IBM Xforce: Are Your Enterprise AI Tools Secure?
The incredible power of AI quickly turns destructive in the hands of bad actors.
As industry adoption shoots up, IBM's 2026 X-Force Threat Intelligence Index reflects how AI technologies are being weaponised by threat actors, while highlighting the vulnerabilities that AI platforms introduce into organisational infrastructures.
The report demonstrates that AI-enabled vulnerability discovery tools are accelerating attack timelines, with threat actors using algorithms to identify and exploit weaknesses in public-facing applications at unprecedented speed.
IBM X-Force observed a 44% rise in attacks beginning with the exploitation of basic vulnerabilities, driven largely by missing authentication controls that AI-powered scanning tools can rapidly detect.
Mark Hughes, Global Managing Partner for Cybersecurity Services at IBM, explains: “Attackers are not reinventing playbooks, they are speeding them up with AI.
“The core issue is the same: businesses are overwhelmed by software vulnerabilities. The difference now is speed.
“With so many vulnerabilities requiring no credentials, attackers can bypass humans and move straight from scanning to impact.
“Security leaders need to shift to a more proactive approach, using agentic-powered threat detection and response to identify gaps and catch threats before they escalate."
AI platforms as attack surfaces
The index reveals a mounting challenge for organisations deploying AI systems across their operations.
Infostealer malware exposed more than 300,000 ChatGPT credentials in 2025, indicating that AI platforms have become viable targets for credential theft comparable to traditional enterprise services.
Once attackers compromise AI tool credentials, they could manipulate outputs, exfiltrate sensitive data or inject malicious prompts. This opening a new pandora’s box of AI-specific risks.
Synthetic images and deepfakes also create further identity troubles.
The urgency of implementing strong authentication and just-in-time identity access management following zero-trust principles cannot be exaggerated. This is particularly important as organisations expand AI system usage across business functions.
The exposure of AI credentials represents more than a data breach. It could mean compromised decision-making systems, corrupted training data and unauthorised access to sensitive organisational intelligence processed through AI tools.

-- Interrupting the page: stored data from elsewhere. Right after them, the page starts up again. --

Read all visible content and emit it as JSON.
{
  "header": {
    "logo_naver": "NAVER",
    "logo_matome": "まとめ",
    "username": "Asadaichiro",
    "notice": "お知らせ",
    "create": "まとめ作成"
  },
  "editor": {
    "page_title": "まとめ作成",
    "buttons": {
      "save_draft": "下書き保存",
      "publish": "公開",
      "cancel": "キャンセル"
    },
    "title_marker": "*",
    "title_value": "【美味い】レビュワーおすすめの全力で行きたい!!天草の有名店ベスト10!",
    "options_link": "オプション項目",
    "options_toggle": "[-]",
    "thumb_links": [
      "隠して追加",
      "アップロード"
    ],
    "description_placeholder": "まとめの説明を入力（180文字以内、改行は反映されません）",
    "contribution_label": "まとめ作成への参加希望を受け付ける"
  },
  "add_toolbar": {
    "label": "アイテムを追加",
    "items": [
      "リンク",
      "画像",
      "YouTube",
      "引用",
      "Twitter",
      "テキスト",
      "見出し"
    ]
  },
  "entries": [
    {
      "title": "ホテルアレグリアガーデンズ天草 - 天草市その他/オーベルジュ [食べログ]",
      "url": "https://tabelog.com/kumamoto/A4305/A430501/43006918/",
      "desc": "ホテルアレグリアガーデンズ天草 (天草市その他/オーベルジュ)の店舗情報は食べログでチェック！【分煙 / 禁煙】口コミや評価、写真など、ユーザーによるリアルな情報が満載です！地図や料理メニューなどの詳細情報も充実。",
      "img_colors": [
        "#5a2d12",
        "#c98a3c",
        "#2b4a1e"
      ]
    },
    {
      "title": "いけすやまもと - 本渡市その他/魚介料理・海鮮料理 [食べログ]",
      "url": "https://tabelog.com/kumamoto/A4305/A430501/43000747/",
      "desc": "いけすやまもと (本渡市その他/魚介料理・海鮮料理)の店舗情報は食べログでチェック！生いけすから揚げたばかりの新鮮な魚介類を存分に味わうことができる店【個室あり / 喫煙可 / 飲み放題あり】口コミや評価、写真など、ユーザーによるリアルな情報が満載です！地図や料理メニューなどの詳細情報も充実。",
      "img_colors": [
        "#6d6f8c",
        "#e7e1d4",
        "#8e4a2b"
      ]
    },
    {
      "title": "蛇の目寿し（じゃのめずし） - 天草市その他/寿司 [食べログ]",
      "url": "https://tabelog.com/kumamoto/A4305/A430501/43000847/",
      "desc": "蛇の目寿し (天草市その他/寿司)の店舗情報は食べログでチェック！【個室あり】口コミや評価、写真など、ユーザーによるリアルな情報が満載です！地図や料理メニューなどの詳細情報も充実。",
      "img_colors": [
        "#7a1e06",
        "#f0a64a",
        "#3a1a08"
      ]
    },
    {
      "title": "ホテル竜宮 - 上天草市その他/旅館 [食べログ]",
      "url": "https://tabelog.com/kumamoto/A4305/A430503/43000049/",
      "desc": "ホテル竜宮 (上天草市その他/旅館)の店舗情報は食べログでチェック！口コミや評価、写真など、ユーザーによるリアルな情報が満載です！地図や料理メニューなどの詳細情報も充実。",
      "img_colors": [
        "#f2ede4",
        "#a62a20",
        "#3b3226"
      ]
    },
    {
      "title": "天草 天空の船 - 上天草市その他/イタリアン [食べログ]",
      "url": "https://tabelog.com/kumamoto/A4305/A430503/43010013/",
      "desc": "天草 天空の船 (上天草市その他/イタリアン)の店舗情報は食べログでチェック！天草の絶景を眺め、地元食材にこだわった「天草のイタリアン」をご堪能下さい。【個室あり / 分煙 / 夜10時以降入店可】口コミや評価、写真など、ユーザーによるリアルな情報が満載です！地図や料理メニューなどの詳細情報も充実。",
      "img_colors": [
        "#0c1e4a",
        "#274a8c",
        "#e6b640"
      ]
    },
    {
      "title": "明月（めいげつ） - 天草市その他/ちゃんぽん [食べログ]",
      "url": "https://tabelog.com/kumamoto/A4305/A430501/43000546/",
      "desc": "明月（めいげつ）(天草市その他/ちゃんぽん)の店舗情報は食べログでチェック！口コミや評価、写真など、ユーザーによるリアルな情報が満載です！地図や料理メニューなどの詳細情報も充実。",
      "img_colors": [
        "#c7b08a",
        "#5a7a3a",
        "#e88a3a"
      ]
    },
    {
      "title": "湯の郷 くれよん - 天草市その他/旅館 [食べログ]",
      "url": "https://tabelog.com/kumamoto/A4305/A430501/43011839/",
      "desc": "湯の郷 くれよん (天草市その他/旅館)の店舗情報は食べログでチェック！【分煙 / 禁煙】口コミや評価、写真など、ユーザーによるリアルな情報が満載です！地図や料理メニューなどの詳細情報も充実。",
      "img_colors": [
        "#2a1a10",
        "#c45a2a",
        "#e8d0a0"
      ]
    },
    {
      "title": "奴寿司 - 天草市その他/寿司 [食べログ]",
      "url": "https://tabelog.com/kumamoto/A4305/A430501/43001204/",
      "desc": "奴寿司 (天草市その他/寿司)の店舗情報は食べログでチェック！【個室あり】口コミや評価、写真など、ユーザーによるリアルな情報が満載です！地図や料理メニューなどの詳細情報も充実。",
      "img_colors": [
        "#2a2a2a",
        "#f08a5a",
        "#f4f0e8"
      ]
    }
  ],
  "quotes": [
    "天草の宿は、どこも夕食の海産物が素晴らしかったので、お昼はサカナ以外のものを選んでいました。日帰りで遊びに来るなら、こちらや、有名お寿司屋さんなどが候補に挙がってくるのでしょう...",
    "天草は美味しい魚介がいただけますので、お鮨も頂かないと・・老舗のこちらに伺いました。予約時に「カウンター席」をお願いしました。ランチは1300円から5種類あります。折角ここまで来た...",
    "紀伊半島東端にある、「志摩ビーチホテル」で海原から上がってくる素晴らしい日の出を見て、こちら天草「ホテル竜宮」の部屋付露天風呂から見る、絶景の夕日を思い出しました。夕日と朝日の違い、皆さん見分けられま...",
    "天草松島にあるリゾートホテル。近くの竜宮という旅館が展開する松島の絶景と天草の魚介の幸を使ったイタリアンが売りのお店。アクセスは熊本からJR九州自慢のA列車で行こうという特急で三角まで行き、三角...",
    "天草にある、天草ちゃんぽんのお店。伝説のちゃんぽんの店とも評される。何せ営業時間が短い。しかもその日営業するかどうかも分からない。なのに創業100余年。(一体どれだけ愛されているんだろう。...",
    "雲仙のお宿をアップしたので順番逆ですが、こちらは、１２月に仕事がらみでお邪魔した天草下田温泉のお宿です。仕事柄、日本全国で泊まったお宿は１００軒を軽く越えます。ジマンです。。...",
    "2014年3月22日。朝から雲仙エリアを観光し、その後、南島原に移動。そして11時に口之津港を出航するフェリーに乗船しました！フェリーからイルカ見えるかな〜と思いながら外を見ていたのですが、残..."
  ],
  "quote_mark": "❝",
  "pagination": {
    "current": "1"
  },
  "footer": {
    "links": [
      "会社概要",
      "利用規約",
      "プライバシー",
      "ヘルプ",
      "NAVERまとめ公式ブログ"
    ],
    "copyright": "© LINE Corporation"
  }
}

Democratisation of sophisticated attacks
AI technologies are lowering barriers to entry for cybercrime operations. The report notes a 49% increase in active ransomware and extortion groups compared to the previous year, with publicly disclosed victim counts rising by approximately 12%.
According to X-Force analysis, leaked tooling, readily available playbooks and AI-assisted automation are enabling smaller ransomware groups to operate effectively. This is occurring even with low-volume campaigns.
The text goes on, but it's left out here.